Стихи поэтов, давно не живущих в России, обладают некоей общей трудноопределяемой молекулой инобытия – отсутствия в... или, скажем, присутствия вне... Стихи эти могут быть о России или, например, о Канаде; они могут быть талантливы более или менее, энергичны или элегичны, но мы все равно почувствуем: сии строки написаны теми, кто живет там, а эти – теми, кто присутствует здесь. То ли груз проблем и забот до большей сухости отжимает творожок наших тутошных мозгов, то ли присутствует у зарубежных коллег элемент превосходства – наблюдателя над участником (но ведь со стороны – не свысока?..), то ли проблемы и заботы другие: Бог весть... Это предисловие нужно мне для того, чтобы напомнить банальное: из каждого правила бывают исключения.
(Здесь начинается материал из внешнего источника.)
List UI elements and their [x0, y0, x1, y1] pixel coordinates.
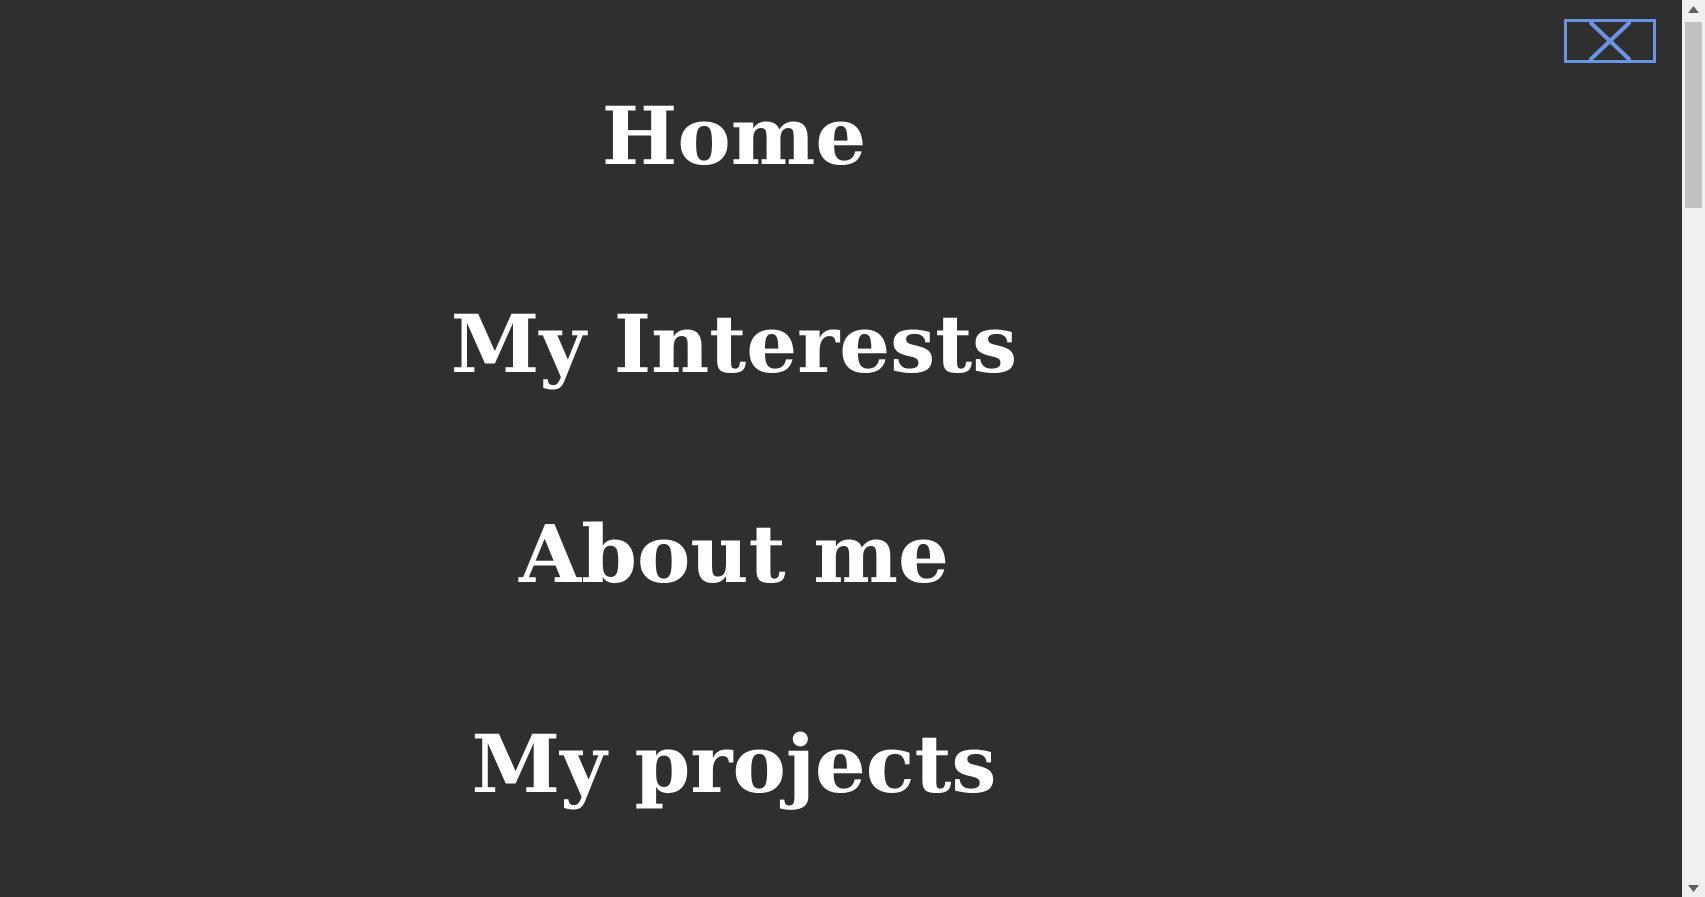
nav-link-home[interactable]: Home — [0, 96, 1468, 176]
vertical-scrollbar[interactable] — [1682, 0, 1705, 897]
nav-link-my-projects[interactable]: My projects — [0, 724, 1468, 804]
nav-link-my-interests[interactable]: My Interests — [0, 304, 1468, 384]
scroll-thumb[interactable] — [1685, 22, 1702, 208]
triangle-up-icon — [1688, 5, 1699, 13]
nav-link-about-me[interactable]: About me — [0, 514, 1468, 594]
close-button[interactable] — [1564, 19, 1656, 63]
scroll-up-arrow[interactable] — [1682, 0, 1705, 18]
triangle-down-icon — [1688, 884, 1699, 892]
scroll-down-arrow[interactable] — [1682, 879, 1705, 897]
overlay-content: Home My Interests About me My projects — [0, 0, 1682, 897]
overlay-menu: Home My Interests About me My projects — [0, 0, 1705, 897]
close-icon — [1589, 21, 1631, 61]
Таковым исключением и явилась для меня новая книга стихов Лидии Григорьевой «Воспитание сада». Григорьева, автор поэтических книг, изданных в России и за рубежом, уже много лет живет в Англии. Чем же достигается ощущение пребывания автора и российского читателя в едином жизненном пространстве? Удачной ли композицией книги, включением в нее стихов разных лет, вплоть до юношеских, написанных еще в России, или не утраченным ощущением себя – здешней и только здешней, в какие бы географические точки ни забросила судьба, – трудно сказать...
Степь взлетает, раздутая как цеппелин, и летает сама над собою. Воздух мягкий и вяжущий, как пластилин, под тяжелой прогнулся стопою...
Скорее всего здесь – и то и другое и – что-то еще. Ощущение единства. Единства – в масштабе мироздания. Божий дар – Сад. Все живое в нем – родственно друг другу. Чужое воспринимается всего лишь как непривычное, в худшем случае – неуютное, но не как враждебное. Нужно только притерпеться, вникнуть, понять – и почувствуешь это спасительное умиротворяющее единство. Даже небольшой внутренний цикл «Свобода выбора и кокон кокаина» – это как зарисовки пороков, не «Каприччос», а, скорее, русские лубочные картинки. Лучшие стихи книги оставляют у читателя необычное, по нашим временам, эмоциональное послевкусие: целостности мира и присутствия надежды. Это, скорее, синтез, а не анализ. Из разнокалиберных забот, печалей, переживаний, радостей произрастает свой личный сад, сплетающий ветви с бескрайним, звездным. Если не удается изменить в лучшую сторону материальный мир, надо попробовать сделать это в собственном космосе – в Саду:
...кипит шиповник, пенится у губ! Я штопаю дыру в миропорядке...
В этом Саду все зависит не столько от внешних движений жизни, сколько от движений души:
Распластался под тяжкою тучей то ли ворон крутой и горючий, то ли призрак иссиня-пурпурный, то ли образ литературный.
И то! Не затем ли и дал Господь человеку свободную волю, чтобы он смог примерить на себя Его занятие – творить? Но если в реальной жизни для этого нужна почти неподъемная соборность и терпимость, ощущение себя, каждого, – клеткой организма, которая не может быть лучше или важнее других, то в уединении за письменным столом – хозяин-барин, и сотворяемый мир, читай – Сад, сообразен лишь с количеством гармонии, отпущенной Богом твоей душе... Кто только не поселяется в этом Саду:
В сумраке сознания ежик копошится: Роется, вздыхает и шуршит, Если что-то кажется, надо побожиться, Сумрак сразу съежится, ежик убежит.
То ли это заговор, то ли – колыбельная? Тепло и спокойно, как в детстве. Но бывает и по-другому:
Вот дикий сад души заброшенной безлюбый неухоженный безликий жасмином и сиренью запорошенный малинничий, колючий ежевикий ...его тоска неявно ненамеренно от страха увеличится стократно и потому я вовсе не уверена войдет ли кто и выйдет ли обратно.
Мир бесконечен и разнообразен. Сад – многолик и неповторяем. В нем каждый может найти заветное место для себя. Может приволочь свой домашний бонсай, и он впишется, врастет в общую картину, точно здесь и родился. Лишь бы не разрушать, не жечь, не гадить. Приподниматься над собой, хотя бы во сне, и тогда:
Замордован жизнью скверною Там, несомый силой крестной, Воспаришь над бездной серною, Словно ангел бестелесный.
Для тех, кто еще собирается жить, а не мрачно отчитываться в толпе Апокалипсиса, книга Лидии Григорьевой – глоток свежего воздуха. Растение, животное, человек, по Григорьевой, заслуживают надежды. Ставила ли она перед собой такую задачу или нет, но так получилось:
бесценные небесные дары они на землю волглую роняют в ночных садах, где множатся миры, где гром гремит и молнии сверкают.